Monday, October 24, 2011

Stop pitting women with children against those without

A few years ago when I was a novice blogger, I was given a link to a parent blogging site. I'm not a parent, nor do I plan on becoming one in the near future, but at the time, the only blogs I knew that were penned by women my age were "mommyblogs." Mine didn't exactly fit the template, obviously, but I was happy to find a gang of progressive-minded women who could write, and some of them even got paid. I wedged myself into their community.

The turning point came during one epic discussion about childless -- or childfree -- women. Being a childfree women in her thirties means usually fielding questions from society at large, but in my small blogging community, I never felt judged for it. So you can image my dismay when one blogger whom I respected declared that "you're not a real woman until you become a mother." Even if you ignore the apparent heterosexism and transphobia in those words, it's still a pretty shitty thing to say. Um, hi, I'm very real.

(Also it should be noted that the panel -- a panel on childfree women -- didn't actually have one childfree woman on it.)

A few years later, on another, even more progressive, site with a cabal of childfree women, the same kind of discussion swelled: this time the commentariat was more evenly split, but the results were unsurprisingly familiar. The mothers were bad feminists who insisted their children be present anywhere and everywhere adults are, and be universally loved for it;  and the women without children were selfish, immature twits who must have had terrible relationships with their own mothers, hence their decision not to reproduce.

Can we stop this?

Fellow childfree women: children are people, not just annoying appendages. You don't have a right to childfree spaces; motherhood is a feminist issue, lest you forget. Mothers: I realize I'm not one of you and have no business criticizing how you raise your children, but not all childfree women live lives of leisure untethered to adult responsibilities. Reasons for not having children differ from woman to woman, and shouldn't be dissected. If not having children is "selfish" in the most literal, non-judgmental sense of the word, so what?
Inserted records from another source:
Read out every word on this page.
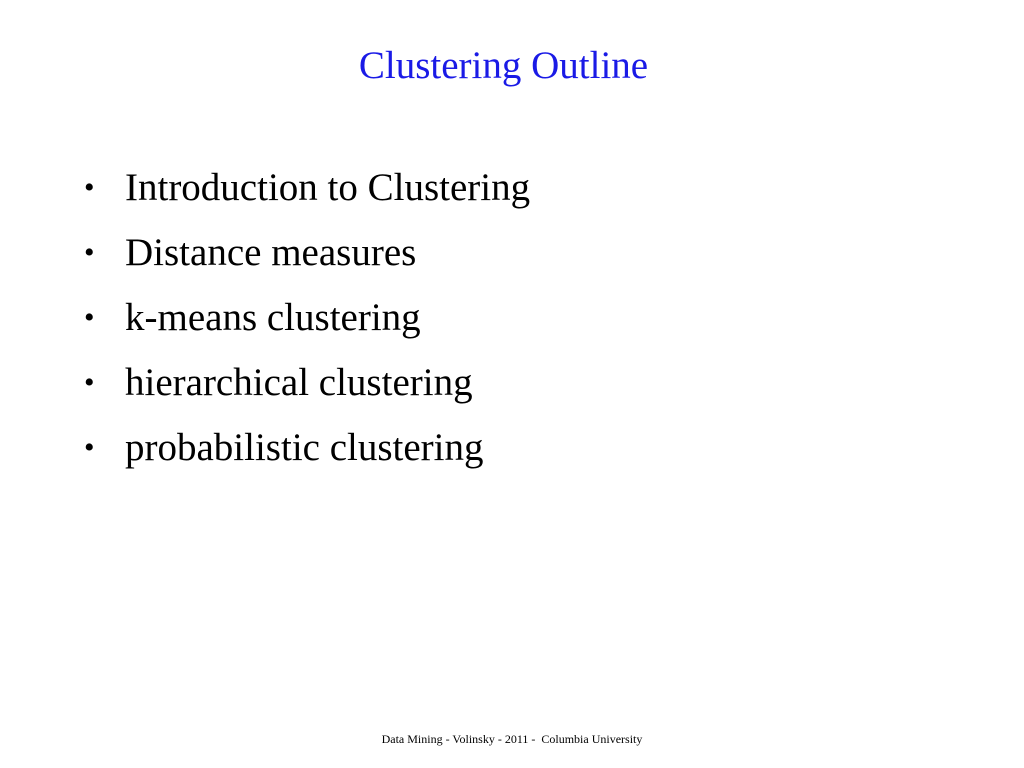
Clustering Outline
• Introduction to Clustering
• Distance measures
• k-means clustering
• hierarchical clustering
• probabilistic clustering
Data Mining - Volinsky - 2011 -  Columbia University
Having children simply because you want to have children is also a selfish act.

6 comments:

  1. I came to the realisation the other day that it's actually really, really brave, given the societal pressures women of a certain age are faced with, to be able to stand up and say:

    You know what? I'm not emotionally capable of having a child. I have a mental illness, and I will not make a good mother.

    My decision to remain childless is as valid as another's decision to have two.

    ReplyDelete
  2. Exactly. No one's reason for not having children should be up for debate, but I think you have to be careful not to vilify women with mental illness who have children.

    ReplyDelete
  3. Oh god, that wasn't my intention at all!

    ReplyDelete
  4. I know. I meant you in the general sort of way. Badly phrased on my part.

    ReplyDelete
  5. I wish everyone would just drop the jabs at every one who made a different choice. Those who do so must not like their OWN choices to have to put others down for making a different choice. A life spent in measuring one's happiness against what others have/have done is not much of a life.

    ReplyDelete
  6. As someone who kind of stumbled into motherhood, I can totally respect someone's decision NOT to go that route. I wouldn't give my kids up now, but if it had been entirely up to me to 'plan' having kids, I don't know that it would have been my first choice.